On June 2, 2018, a Taipei resident witnessed a Taiwan whistling thrush preying on barn swallow eggs and chicks on Heshun Street in Nangang District. The bird was seen pulling one chick from the nest, tossing it to the floor, and swallowing it.
Despite being closely related, the Taiwan whistling thrush has never previously been recorded preying on other birds as the blue whistling thrush occasionally does.
The barn swallows tried to fend off the threat but failed. Within one week, the Taiwan whistling thrush had wiped out all the chicks and eggs in five swallow nests along the street.
Barn swallows (left) are smaller than Taiwan whistling thrushes. (Getty Images, Wikimedia Commons photos)
The number of Taiwan whistling thrushes in Taipei has been growing in the past few years, especially in Nangang. According to Hung, the actual reason for the increase remains unknown, but it could be because the city has more green space than it used to or because its residents have become friendlier toward wildlife.
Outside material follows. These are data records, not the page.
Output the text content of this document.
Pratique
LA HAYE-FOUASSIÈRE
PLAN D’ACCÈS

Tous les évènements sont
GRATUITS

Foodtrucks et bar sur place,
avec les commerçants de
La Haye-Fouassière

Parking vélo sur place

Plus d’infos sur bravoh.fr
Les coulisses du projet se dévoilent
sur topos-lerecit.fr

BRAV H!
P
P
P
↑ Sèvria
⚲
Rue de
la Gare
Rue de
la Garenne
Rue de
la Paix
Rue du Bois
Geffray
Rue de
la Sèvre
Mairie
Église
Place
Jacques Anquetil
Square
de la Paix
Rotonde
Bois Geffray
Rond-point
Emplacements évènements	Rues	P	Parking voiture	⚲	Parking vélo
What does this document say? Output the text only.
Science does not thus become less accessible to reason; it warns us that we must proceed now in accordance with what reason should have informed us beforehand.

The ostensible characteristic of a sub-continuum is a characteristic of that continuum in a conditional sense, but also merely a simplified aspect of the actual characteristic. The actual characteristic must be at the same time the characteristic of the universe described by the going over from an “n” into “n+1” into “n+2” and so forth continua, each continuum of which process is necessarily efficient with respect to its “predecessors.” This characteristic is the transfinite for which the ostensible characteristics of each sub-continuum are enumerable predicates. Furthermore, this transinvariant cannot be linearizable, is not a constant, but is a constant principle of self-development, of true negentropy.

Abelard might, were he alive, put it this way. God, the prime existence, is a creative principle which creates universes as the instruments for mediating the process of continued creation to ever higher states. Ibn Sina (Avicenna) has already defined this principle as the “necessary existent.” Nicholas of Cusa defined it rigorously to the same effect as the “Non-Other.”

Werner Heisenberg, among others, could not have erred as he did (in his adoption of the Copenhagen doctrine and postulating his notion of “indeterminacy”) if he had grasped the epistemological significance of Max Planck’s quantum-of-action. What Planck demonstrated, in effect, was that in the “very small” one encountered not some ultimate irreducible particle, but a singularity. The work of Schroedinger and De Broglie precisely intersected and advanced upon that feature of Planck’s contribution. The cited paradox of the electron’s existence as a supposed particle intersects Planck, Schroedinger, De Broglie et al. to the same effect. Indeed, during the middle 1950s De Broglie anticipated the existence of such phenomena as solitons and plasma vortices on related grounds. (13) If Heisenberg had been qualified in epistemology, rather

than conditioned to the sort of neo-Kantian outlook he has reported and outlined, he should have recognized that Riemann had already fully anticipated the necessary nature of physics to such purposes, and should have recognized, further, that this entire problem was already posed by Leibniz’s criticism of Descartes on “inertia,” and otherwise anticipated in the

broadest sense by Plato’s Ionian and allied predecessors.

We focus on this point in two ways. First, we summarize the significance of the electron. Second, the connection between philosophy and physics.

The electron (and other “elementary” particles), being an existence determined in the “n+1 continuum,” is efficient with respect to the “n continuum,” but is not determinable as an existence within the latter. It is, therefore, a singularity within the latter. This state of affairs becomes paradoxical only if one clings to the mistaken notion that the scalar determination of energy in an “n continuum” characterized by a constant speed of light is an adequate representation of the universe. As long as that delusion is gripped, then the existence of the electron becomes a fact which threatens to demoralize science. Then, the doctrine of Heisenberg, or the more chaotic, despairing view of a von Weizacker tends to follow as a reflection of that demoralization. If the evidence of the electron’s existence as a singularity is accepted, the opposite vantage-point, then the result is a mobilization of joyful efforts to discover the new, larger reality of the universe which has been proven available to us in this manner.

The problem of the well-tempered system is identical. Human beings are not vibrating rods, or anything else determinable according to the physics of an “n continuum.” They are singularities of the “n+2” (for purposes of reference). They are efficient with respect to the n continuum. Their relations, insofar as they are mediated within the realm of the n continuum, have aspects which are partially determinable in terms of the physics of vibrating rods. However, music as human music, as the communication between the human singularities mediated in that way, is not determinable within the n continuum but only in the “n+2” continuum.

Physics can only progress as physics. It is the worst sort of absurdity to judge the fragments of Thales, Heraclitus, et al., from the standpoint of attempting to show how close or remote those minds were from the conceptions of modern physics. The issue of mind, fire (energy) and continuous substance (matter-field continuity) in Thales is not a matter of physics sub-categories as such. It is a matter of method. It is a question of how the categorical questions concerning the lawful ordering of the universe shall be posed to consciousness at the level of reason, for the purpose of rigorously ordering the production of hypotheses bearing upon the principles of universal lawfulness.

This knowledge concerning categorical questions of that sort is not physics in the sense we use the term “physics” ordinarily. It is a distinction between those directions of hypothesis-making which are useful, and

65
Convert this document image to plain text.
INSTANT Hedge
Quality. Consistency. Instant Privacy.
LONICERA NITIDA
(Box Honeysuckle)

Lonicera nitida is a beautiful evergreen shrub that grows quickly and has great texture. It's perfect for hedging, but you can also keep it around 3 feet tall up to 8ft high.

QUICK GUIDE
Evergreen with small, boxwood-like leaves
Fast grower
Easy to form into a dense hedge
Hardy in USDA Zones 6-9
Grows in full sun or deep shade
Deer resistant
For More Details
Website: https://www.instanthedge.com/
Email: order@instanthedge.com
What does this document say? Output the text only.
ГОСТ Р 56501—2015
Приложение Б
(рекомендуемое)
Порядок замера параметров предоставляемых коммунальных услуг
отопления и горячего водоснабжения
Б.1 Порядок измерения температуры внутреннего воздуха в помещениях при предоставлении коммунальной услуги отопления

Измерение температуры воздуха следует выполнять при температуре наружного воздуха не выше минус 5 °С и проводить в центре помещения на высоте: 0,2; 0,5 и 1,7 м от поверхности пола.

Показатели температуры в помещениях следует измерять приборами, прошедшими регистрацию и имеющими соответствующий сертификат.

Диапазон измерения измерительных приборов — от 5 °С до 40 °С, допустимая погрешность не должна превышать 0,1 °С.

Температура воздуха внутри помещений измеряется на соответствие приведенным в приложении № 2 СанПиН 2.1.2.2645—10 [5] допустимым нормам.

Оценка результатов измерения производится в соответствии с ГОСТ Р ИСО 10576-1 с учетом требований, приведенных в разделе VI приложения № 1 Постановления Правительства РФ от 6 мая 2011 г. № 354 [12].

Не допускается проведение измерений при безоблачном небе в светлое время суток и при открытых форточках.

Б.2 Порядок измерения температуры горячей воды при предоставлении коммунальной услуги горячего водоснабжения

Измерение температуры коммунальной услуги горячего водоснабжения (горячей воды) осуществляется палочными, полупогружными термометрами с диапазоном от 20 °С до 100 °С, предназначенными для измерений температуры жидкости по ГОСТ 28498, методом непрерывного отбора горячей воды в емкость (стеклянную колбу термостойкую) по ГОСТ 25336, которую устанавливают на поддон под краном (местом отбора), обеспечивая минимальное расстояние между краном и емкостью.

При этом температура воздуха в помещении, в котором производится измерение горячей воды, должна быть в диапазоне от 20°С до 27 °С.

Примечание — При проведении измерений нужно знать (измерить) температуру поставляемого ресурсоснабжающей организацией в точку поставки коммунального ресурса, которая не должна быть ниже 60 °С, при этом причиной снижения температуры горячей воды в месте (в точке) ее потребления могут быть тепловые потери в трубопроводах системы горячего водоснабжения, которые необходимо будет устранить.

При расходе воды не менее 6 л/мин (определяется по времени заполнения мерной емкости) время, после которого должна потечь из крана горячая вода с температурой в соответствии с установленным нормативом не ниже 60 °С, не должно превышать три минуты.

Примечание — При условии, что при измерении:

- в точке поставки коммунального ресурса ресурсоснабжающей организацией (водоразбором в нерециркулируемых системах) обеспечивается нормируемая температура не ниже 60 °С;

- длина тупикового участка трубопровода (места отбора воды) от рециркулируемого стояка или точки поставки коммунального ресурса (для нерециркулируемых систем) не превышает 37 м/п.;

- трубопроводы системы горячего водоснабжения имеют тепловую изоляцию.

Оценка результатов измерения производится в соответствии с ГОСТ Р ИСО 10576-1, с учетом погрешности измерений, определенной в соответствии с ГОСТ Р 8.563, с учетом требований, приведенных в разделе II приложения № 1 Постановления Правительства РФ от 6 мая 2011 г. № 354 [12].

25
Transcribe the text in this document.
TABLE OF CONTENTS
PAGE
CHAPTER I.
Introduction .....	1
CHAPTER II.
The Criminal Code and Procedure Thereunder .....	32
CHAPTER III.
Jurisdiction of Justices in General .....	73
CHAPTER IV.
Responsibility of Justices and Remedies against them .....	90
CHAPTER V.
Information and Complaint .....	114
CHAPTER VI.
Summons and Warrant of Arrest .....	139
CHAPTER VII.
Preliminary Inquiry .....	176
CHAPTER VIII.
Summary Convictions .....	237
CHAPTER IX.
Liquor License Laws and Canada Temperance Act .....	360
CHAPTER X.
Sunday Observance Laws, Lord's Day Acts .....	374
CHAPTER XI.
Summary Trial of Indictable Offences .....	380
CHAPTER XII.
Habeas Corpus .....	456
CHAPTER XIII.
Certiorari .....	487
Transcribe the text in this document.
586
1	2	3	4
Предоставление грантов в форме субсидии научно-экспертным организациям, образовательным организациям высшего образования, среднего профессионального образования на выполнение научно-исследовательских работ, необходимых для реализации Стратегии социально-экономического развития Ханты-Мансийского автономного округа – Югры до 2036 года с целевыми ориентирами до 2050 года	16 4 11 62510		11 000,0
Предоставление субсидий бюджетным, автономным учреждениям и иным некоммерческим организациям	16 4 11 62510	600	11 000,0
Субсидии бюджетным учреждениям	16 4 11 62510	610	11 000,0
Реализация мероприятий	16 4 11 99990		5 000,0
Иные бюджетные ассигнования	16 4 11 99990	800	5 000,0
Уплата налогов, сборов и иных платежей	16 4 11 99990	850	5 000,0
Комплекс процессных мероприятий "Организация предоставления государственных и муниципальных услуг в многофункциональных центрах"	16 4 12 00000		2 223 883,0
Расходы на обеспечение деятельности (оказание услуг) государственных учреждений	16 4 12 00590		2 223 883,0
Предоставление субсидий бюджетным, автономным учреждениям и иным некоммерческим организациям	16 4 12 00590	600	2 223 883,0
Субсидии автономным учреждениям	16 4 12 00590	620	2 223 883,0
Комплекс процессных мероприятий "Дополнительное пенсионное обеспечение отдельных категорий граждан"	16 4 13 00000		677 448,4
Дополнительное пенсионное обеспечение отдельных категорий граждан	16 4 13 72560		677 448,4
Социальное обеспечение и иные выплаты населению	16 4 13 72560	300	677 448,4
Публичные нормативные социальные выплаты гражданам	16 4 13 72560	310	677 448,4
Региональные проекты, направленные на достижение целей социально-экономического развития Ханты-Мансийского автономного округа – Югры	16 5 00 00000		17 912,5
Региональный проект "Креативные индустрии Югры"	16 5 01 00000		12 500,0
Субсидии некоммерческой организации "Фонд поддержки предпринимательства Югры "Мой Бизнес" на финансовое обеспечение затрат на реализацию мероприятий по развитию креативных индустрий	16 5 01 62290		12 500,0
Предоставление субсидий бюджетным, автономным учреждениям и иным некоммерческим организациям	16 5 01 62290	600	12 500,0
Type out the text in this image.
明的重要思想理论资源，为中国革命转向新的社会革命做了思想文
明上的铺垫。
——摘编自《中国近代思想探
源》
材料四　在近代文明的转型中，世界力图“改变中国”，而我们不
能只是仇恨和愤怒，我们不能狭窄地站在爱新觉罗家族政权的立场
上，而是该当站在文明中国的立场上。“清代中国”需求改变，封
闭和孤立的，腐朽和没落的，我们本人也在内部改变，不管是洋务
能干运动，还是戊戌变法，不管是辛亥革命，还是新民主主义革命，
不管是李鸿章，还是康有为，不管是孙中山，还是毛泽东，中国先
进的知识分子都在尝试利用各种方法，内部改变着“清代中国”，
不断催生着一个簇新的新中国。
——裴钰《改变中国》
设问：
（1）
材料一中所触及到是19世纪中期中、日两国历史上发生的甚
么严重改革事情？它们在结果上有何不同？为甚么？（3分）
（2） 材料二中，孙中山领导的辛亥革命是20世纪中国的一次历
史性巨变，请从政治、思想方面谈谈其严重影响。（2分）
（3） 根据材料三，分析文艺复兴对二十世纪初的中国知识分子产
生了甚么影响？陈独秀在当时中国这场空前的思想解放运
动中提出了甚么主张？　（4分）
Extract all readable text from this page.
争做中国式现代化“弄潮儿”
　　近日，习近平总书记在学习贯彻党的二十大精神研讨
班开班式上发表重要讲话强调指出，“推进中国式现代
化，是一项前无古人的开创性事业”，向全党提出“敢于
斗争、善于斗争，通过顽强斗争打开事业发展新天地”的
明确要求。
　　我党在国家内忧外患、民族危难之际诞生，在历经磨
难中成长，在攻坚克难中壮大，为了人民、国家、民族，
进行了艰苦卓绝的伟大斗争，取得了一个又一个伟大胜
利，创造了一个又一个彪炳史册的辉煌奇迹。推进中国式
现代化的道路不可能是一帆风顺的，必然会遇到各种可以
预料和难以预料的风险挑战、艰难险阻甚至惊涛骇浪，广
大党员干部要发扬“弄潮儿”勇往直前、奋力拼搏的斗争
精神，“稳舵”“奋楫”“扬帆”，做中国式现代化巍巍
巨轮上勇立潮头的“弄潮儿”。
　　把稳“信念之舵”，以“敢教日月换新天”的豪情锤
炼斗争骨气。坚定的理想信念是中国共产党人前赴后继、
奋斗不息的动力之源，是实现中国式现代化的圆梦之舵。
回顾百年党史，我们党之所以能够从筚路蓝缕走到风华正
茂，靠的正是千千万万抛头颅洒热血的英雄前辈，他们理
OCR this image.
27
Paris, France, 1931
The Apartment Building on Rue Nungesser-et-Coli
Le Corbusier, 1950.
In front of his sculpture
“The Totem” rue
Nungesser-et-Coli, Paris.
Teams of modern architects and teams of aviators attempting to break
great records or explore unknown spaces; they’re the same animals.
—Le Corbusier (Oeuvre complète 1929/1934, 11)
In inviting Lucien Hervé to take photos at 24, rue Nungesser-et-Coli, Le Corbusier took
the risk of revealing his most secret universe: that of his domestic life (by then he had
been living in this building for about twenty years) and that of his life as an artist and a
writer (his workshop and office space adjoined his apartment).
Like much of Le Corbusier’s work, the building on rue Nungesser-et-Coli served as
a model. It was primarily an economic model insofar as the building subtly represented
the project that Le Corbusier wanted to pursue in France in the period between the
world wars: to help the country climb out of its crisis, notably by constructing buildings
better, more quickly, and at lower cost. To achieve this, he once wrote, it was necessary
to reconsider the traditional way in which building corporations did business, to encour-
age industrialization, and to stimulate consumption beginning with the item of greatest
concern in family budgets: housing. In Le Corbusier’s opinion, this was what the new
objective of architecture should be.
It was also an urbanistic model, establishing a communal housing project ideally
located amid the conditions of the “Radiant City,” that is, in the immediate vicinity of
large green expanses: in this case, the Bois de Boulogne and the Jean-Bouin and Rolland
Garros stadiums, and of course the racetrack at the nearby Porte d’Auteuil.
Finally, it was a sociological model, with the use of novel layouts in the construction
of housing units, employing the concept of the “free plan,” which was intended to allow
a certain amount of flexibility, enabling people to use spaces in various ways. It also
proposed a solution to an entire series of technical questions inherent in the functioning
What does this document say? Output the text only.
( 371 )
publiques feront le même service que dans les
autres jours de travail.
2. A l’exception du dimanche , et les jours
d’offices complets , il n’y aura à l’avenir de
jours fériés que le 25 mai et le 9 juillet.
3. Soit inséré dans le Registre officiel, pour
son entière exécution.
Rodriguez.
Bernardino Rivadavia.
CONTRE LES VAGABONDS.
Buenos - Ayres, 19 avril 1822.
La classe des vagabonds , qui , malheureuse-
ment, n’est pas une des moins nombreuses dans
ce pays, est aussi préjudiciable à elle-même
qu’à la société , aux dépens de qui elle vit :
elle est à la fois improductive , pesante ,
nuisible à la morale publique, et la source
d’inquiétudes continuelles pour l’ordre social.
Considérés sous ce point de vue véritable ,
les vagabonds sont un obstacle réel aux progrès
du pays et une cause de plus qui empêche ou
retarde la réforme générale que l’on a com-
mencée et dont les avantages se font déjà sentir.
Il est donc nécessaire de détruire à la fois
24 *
Regardless, the case shows that latecomers to the city can erode the advantages enjoyed by early settlers. If the whistling thrushes begin to prey regularly on barn swallow chicks, the latter's numbers could tank.
Ironically, a rare case of barn swallows attacking young whistling thrushes was reported in Taipei's Wenshan District — so the true victim of this relationship remains an open question.
While the dynamics between species are intriguing, Hung is also interested in how animals adapt to their environments. The study of nests, he said, is an excellent tool for getting to the bottom of those mechanisms.
Nests vary by shape and location. They are dug into tree trunks, built on the ground, and hung between branches, among other possibilities.
For instance, most birds that build cupped or domed nests are passerines, such as warblers and whistlers. Only after platform or cavity nests evolved from scrape nests did birds start diversifying their nesting sites, such as in trees and cliffs, while the use of bushes, bamboo, and other non-tree types of vegetation only occurred after birds began building cupped nests.
Bird nests vary in shape, placement. (Wikimedia Commons)
When birds settle into cities, man-made construction also shapes their choice of nesting sites. A great example is the swallows that build their nests on the beams of verandahs, which may be safer than cliffs. Some invasive bird species, like starlings, even build theirs on traffic lights, enduring very hot temperatures, Hung added.
These successful avian settlers then have a better chance of proliferating as cities grow.
Surrounded by mountains, Taipei offers a host of excellent bird-watching spots. Light-vented bulbuls, oriental turtle doves, and Malayan night herons are among the birds commonly found here. Two particularly good spots for checking out the birds are Daan Park and the Taipei Botanical Gardens.